他一如从前,离去与到来都自由,且毫无留恋。
反正她就是个纾解压力的器皿嘛,对待器皿,要什么留恋?要什么离别前的温言软语?
宁清窈冷笑了一声,连自己都没发现,她脸上表情是如此漠然。
她回头时,才发现谢昀停留过的床上,多了几张银票,约莫十万两白银。
出手真阔绰。
宁清窈随手将银票叠成豆腐大小的方块,将它垫到缺了一小角有些不平稳的桌子腿底下。
待她有一天翅膀硬了,便把这些银票悉数砸回谢昀脸上!
她也要让谢昀当小宠,让他做发泄纾解的器皿。
想归想,恢复理智后,宁清窈觉得自己有些可笑,谢昀是当今摄政王,根本不可能与他硬碰硬,她只有逃。
谢昀离京,归期不定,可陈家要下月定亲。
不如……
她主动将成婚日期敲定到近期,待谢昀回来,她便是人尽皆知的陈家新媳,哪怕谢昀再想把自己送去太子身边做卧底,谢文澈也不可能接受他人之妇。
那么她便会丧失利用价值。
没有利用价值的棋子,谢昀一向弃之如履。
其实她不是没想过逃出京城,永不回来,可是她手无寸铁的弱女子,天下之大莫非王土,只要她不死,谢昀都一定会把她抓回来,折断她的反骨。

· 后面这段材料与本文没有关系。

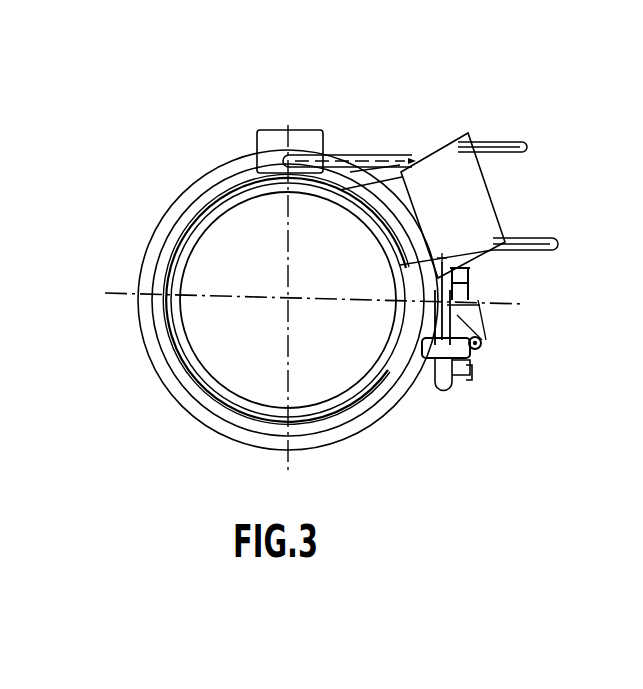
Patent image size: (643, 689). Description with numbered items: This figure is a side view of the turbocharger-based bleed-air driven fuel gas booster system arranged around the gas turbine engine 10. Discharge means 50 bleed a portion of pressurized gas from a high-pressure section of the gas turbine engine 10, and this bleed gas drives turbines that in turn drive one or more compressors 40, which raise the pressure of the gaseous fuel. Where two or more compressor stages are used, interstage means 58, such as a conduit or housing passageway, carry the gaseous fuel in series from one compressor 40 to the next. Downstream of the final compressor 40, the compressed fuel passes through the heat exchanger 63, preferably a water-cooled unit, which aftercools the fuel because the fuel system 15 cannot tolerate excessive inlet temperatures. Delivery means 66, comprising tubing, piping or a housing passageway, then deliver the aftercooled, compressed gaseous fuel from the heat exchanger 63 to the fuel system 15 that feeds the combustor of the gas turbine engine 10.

谢昀暗网遍布天下,每个城池都有内线,故而,他在几年之后夺天下,才会易如反掌。
第17章 打是恩赐,骂也是恩赐
宁清窈一边想着,一边朝鱼缸内投食。
那独眼小鲤,自被捞上来后,喂得都胖了些,在睡莲与水草之间嬉戏游玩,好生自在。
看得宁清窈眯眼一笑。
她何尝不是这小鲤呢?小鲤畅快,她好像也跟着畅快了些。
这是她第一次计划逃离谢昀身边,若能逃走,便能彻底与后半生那些悲剧割席。
她不敢恨谢昀、不敢恨太后、不敢恨当初将她凌迟剐肉之人,她也恨不起,她不过一个不受宠的小官之女,这里的人,她哪个恨得起?
有恨,就会忍不住要报复,无论是谢昀、太后、还是杀她之人,她一个也报复不起。
若让那些压抑的恨意爆发,恐怕连她也控制不住自己,更会走上一条刀尖舔血之路。
不经意间,宁清窈握紧拳头,指甲掐进肉中竟也不自知。
血,吧嗒一声滴入鱼缸。
午后,申时。
主院的兰嬷嬷递来一张请帖。
她与安瑾闹了那么一番,竟还有请帖递上来,宁清窈倒是有些诧异。
前世她并不记得,这个时间段,有人请客吃饭……
明日三月二十三,却是谢文澈生辰。
兰嬷嬷拿着请帖,眼皮子一掀,阴阳怪气道:“哟,大姑娘真是大孝子啊,连累自家母亲抄《慈母涕》。”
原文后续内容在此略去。